"B" extension and misa register?

David Weaver

unread,

Jun 2, 2022, 12:05:19 PM6/2/22

to RISC-V ISA Dev

Everything I earlier read suggested that misa[1] (its "B" bit) should be set to ‘1’ when the bit-manipulation extension is implemented. However, I was just verbally told that misa[1] should not be set, even if all subsets of “B” extension are implemented(!?), that there is or was going to be some other mechanism (that did not yet exist) for detecting which portions of the “B” extension are implemented.

That makes it sound like the whole "misa" story is unravelling and we need a more elaborate mechanism to identify which extension (and extension subsets) are implemented.

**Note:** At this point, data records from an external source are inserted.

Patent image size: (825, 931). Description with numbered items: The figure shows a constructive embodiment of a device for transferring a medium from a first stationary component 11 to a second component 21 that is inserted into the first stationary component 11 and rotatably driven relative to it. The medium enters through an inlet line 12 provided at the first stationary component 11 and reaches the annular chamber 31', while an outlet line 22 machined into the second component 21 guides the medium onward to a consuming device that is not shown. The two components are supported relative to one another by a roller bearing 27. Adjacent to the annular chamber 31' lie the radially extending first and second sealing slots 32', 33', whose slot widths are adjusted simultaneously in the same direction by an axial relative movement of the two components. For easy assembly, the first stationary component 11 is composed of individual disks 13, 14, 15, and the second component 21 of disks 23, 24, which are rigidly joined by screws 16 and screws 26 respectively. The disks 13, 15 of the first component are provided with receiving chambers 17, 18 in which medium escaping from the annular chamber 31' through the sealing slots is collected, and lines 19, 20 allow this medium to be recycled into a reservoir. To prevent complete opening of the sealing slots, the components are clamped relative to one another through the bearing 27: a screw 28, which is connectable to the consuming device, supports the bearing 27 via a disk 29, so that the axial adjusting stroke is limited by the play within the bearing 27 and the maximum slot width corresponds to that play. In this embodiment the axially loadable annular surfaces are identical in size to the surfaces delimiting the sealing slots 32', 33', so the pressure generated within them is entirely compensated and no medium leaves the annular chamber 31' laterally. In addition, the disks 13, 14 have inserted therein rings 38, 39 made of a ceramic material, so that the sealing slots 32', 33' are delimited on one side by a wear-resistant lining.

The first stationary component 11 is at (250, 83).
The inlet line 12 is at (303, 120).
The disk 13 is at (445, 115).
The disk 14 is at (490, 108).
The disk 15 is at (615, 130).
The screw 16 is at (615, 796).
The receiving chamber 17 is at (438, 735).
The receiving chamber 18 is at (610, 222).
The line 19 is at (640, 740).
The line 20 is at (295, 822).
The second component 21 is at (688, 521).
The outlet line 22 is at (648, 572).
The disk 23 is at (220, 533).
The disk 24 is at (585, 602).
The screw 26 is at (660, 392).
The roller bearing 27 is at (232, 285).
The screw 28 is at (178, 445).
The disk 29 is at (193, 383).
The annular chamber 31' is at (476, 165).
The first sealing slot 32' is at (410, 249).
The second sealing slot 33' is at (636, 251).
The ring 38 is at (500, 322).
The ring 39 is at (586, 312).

Can someone point me at a document that clarifies the current state of this? Thanks!

Greg Favor

unread,

Jun 2, 2022, 12:19:57 PM6/2/22

to David Weaver, RISC-V ISA Dev

On Thu, Jun 2, 2022 at 9:05 AM David Weaver <dweaver...@gmail.com> wrote:

Everything I earlier read suggested that misa[1] (its "B" bit) should be set to ‘1’ when the bit-manipulation extension is implemented. However, I was just verbally told that misa[1] should not be set, even if all subsets of “B” extension are implemented(!?),

"All subsets of B" is a moving target. For example, a first set of B extensions were ratified early last year, and then some further ones were ratified at the end of the year. And there could very well be more in the future.

that there is or was going to be some other mechanism (that did not yet exist) for detecting which portions of the “B” extension are implemented.

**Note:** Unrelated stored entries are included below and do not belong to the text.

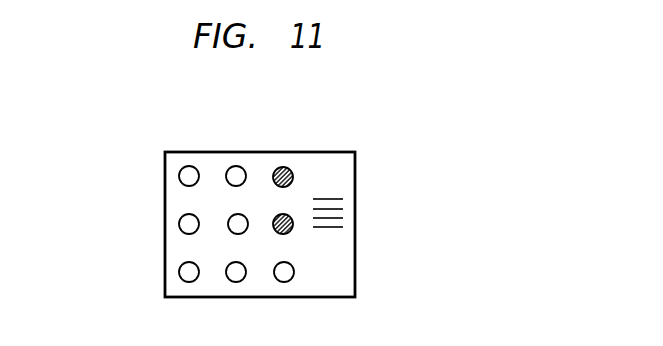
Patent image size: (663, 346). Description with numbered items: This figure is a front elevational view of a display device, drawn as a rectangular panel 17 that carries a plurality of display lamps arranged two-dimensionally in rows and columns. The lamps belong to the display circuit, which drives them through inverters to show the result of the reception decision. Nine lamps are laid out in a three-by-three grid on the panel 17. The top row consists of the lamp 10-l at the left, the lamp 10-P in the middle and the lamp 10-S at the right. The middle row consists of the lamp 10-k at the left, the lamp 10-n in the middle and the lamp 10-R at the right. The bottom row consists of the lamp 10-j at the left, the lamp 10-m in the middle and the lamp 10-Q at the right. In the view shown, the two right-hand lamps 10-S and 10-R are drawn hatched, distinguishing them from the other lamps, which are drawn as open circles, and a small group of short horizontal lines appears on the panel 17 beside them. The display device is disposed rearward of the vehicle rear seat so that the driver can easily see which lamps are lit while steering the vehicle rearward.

The plate 17 is at (186, 288).
The lamp 10-l is at (180, 176).
The lamp 10-k is at (180, 224).
The lamp 10-j is at (180, 271).
The lamp 10-P is at (237, 174).
The lamp 10-n is at (243, 218).
The lamp 10-S is at (292, 167).
The lamp 10-R is at (291, 231).
The lamp 10-m is at (237, 280).
The lamp 10-Q is at (287, 281).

A "low-level unified discovery method" is being developed to support discovery of things like this and more (across the RISC-V ISA).

That makes it sound like the whole "misa" story is unravelling and we need a more elaborate mechanism to identify which extension (and extension subsets) are implemented.

It has been recognized that the number of letters in the alphabet pale in comparison to the number of extensions that have been ratified and will be ratified in coming years. (Plus the usefulness is unclear of, for example, a misa.B that is set only when some definition of "all" B extensions are supported.) Which is one of the motivations for development of the aforementioned standard discovery method. (The tech-config TG started development of this, but it is currently being re-org'ed a little and restarted.)

Greg

BGB

unread,

Jun 2, 2022, 3:08:07 PM6/2/22

to isa...@groups.riscv.org

On 6/2/2022 11:19 AM, Greg Favor wrote:
> On Thu, Jun 2, 2022 at 9:05 AM David Weaver <dweaver...@gmail.com>
> wrote:
>
> Everything I earlier read suggested that misa[1] (its "B" bit)
> should be set to ‘1’ when the bit-manipulation extension is
> implemented. However, I was just verbally told that misa[1]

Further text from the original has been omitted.